Fringe Review: The Life and Times of Victor Biktrakarawitz

A father-turned-gimp, a murdering wife, incestuous siblings and a dwarf drug-dealer dressed as a toddler. reviews a new musical about the traditional family gone horribly wrong


Written and directed by: Esme Baker
Company: Pigeon Incest
Rating: ★★★★☆

Think your family’s normal? Let’s hope so. The Biktrakarawitzes are a very ordinary family, except that father Victor has a dark secret, which when revealed, will shatter the veneer of normality and unleash a series of taboo-defying calamities in which everyone will be entangled. 

Describing itself as a black comedy musical, the show lives up to its claim.  With it’s fair share of murder, incest, dwarf jokes, set to a light-hearted soundtrack including the catchy number ‘I’m a Gimp’, The Life and Times of Victor Biktrakarawitz is sure to entertain – that is, as long as you’re not easily offended.

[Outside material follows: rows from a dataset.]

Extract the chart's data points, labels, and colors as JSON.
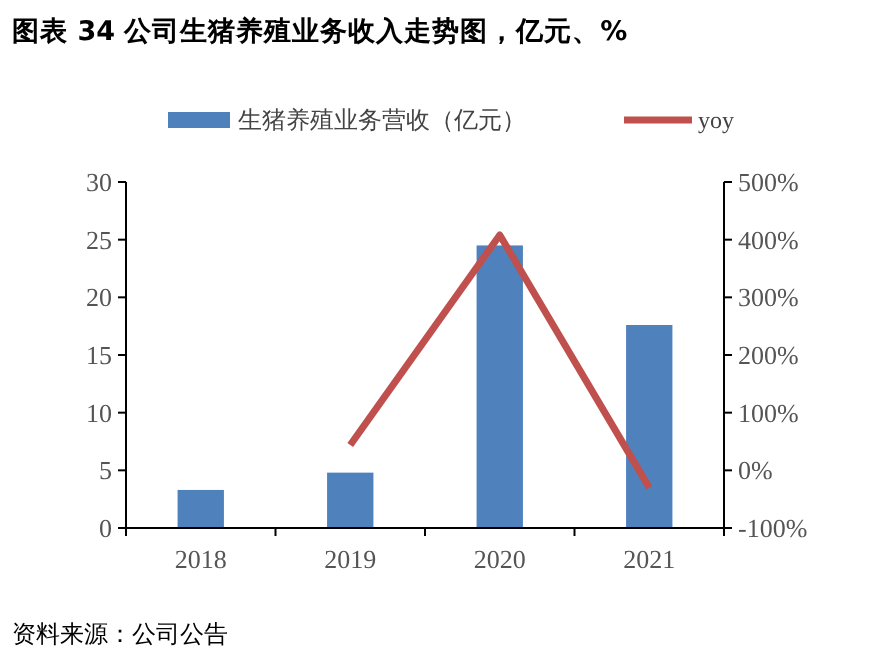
{
  "chart_data": {
    "type": "bar",
    "title": "图表 34 公司生猪养殖业务收入走势图，亿元、%",
    "categories": [
      "2018",
      "2019",
      "2020",
      "2021"
    ],
    "series": [
      {
        "name": "生猪养殖业务营收（亿元）",
        "color": "#4f81bd",
        "values": [
          3.3,
          4.8,
          24.5,
          17.6
        ]
      },
      {
        "name": "yoy",
        "type": "line",
        "axis": "y2",
        "color": "#c0504d",
        "values": [
          null,
          44,
          408,
          -30
        ]
      }
    ],
    "ylim": [
      0,
      30
    ],
    "yticks": [
      0,
      5,
      10,
      15,
      20,
      25,
      30
    ],
    "y2lim": [
      -100,
      500
    ],
    "y2ticks": [
      {
        "value": -100,
        "label": "-100%"
      },
      {
        "value": 0,
        "label": "0%"
      },
      {
        "value": 100,
        "label": "100%"
      },
      {
        "value": 200,
        "label": "200%"
      },
      {
        "value": 300,
        "label": "300%"
      },
      {
        "value": 400,
        "label": "400%"
      },
      {
        "value": 500,
        "label": "500%"
      }
    ],
    "legend": "top",
    "grid": false,
    "marker": "none",
    "line_style": "solid",
    "annotations": [
      "资料来源：公司公告"
    ]
  }
}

The musical showcases the talent of writer, director and actress, Esme Baker, whose gutsy writing and resourceful staging (it’s a shoe-box-sized stage) are the backbone of the show. Baker gave an entertaining, versatile performance as Victor and the horny undertaker’s son. Other notable performances came from Kate Bell, who was very amusing as the prim and proper housewife-turned-killer, as well as Zoe Frazer’s tabboo-breaking performance as the frustrated daughter. Meena Daneshyar was convincing as the seemingly innocent rebel daughter, although she mumbled a lot of her lines. If The Big Lebowski, Rocky Horror and Pulp Fiction had an offspring, it might look something a bit like this. Hilarious, quirky and subversive, The Life and Times of Victor Biktrakarawitz is guaranteed to leave you feeling mildly queasy and laughing like the village madman.